Convergence analysis

How does the estimate improve as the number of control units increases? We vary the catalog size (keeping 1 treated unit) and observe convergence.

[9]:
control_sizes = [3, 5, 8, 12, 15, 18]
estimates_list = []
truth_list = []

parsed = load_config(config_path)
measurement_params = parsed["MEASUREMENT"]["PARAMS"]

# enrichment_start is auto-injected during measure_impact() but not
# available when calling apply_transform directly — supply it explicitly.
transform_config = {
    "FUNCTION": "prepare_for_synthetic_control",
    "PARAMS": {"enrichment_start": "2024-11-15"},
}

# Determine which product is enriched in the retrieved metrics
# (enrichment assignment may differ from the measure_impact run).
enriched_ids = enriched_metrics[enriched_metrics["enriched"]]["product_id"].unique()
convergence_treated = enriched_ids[0]
all_ids = enriched_metrics["product_id"].unique()
control_pool = [pid for pid in all_ids if pid != convergence_treated]

for n_controls in control_sizes:
    subset_ids = [convergence_treated] + control_pool[:n_controls]
    enriched_sub = enriched_metrics[enriched_metrics["product_id"].isin(subset_ids)]
    baseline_sub = baseline_metrics[baseline_metrics["product_id"].isin(subset_ids)]

    true = calculate_true_effect(baseline_sub, enriched_sub, convergence_treated, "2024-11-15")
    truth_list.append(true["mean_effect"])

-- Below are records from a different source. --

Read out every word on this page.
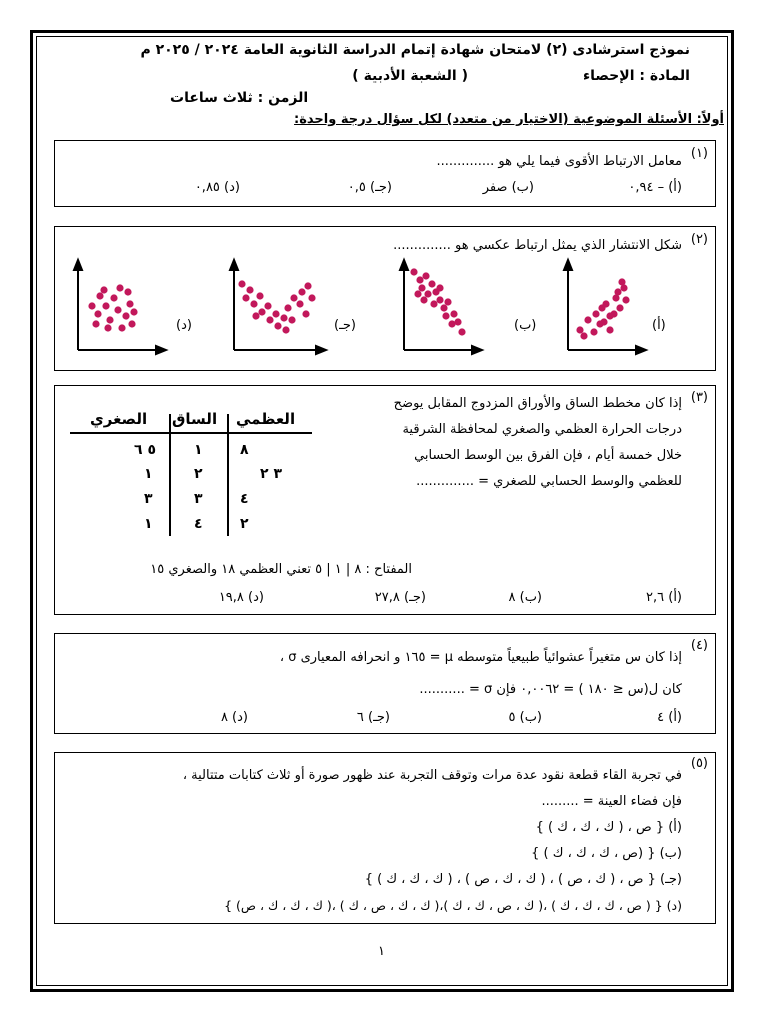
نموذج استرشادى (٢) لامتحان شهادة إتمام الدراسة الثانوية العامة ٢٠٢٤ / ٢٠٢٥ م
المادة : الإحصاء
( الشعبة الأدبية )
الزمن : ثلاث ساعات
أولاً: الأسئلة الموضوعية (الاختيار من متعدد) لكل سؤال درجة واحدة:
(١)
معامل الارتباط الأقوى فيما يلي هو ..............
(أ) – ٠,٩٤
(ب) صفر
(جـ) ٠,٥
(د) ٠,٨٥
(٢)
شكل الانتشار الذي يمثل ارتباط عكسي هو ..............
(أ)
(ب)
(جـ)
(د)
(٣)
إذا كان مخطط الساق والأوراق المزدوج المقابل يوضح
درجات الحرارة العظمي والصغري لمحافظة الشرقية
خلال خمسة أيام ، فإن الفرق بين الوسط الحسابي
للعظمي والوسط الحسابي للصغري = ..............
العظمي
الساق
الصغري
٨
١
٥ ٦
٣ ٢
٢
١
٤
٣
٣
٢
٤
١
المفتاح : ٨ | ١ | ٥ تعني العظمي ١٨ والصغري ١٥
(أ) ٢,٦
(ب) ٨
(جـ) ٢٧,٨
(د) ١٩,٨
(٤)
إذا كان س متغيراً عشوائياً طبيعياً متوسطه μ = ١٦٥ و انحرافه المعيارى σ ،
كان ل(س ≤ ١٨٠ ) = ٠,٠٠٦٢ فإن σ = ...........
(أ) ٤
(ب) ٥
(جـ) ٦
(د) ٨
(٥)
في تجربة القاء قطعة نقود عدة مرات وتوقف التجربة عند ظهور صورة أو ثلاث كتابات متتالية ،
فإن فضاء العينة = .........
(أ) { ص ، ( ك ، ك ، ك ) }
(ب) { (ص ، ك ، ك ، ك ) }
(جـ) { ص ، ( ك ، ص ) ، ( ك ، ك ، ص ) ، ( ك ، ك ، ك ) }
(د) { ( ص ، ك ، ك ، ك ) ،( ك ، ص ، ك ، ك )،( ك ، ك ، ص ، ك ) ،( ك ، ك ، ك ، ص) }
١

    transformed = apply_transform(enriched_sub, transform_config)
    model = get_model_adapter("synthetic_control")
    model.connect(measurement_params)
    result = model.fit(
        data=transformed,
        treatment_time="2024-11-15",
        treated_unit=convergence_treated,
        outcome_column="revenue",
        unit_column="product_id",
        time_column="date",
    )
    estimates_list.append(result.data["impact_estimates"]["att"])

print("Convergence analysis complete.")
Convergence analysis complete.
[10]:
from notebook_support import plot_convergence

plot_convergence(
    control_sizes,
    estimates_list,
    truth_list,
    xlabel="Number of Control Units",
    ylabel="ATT",
    title="Synthetic Control: Convergence of Estimate to True Effect",
)
../_images/methods_demo_synthetic_control_17_0.png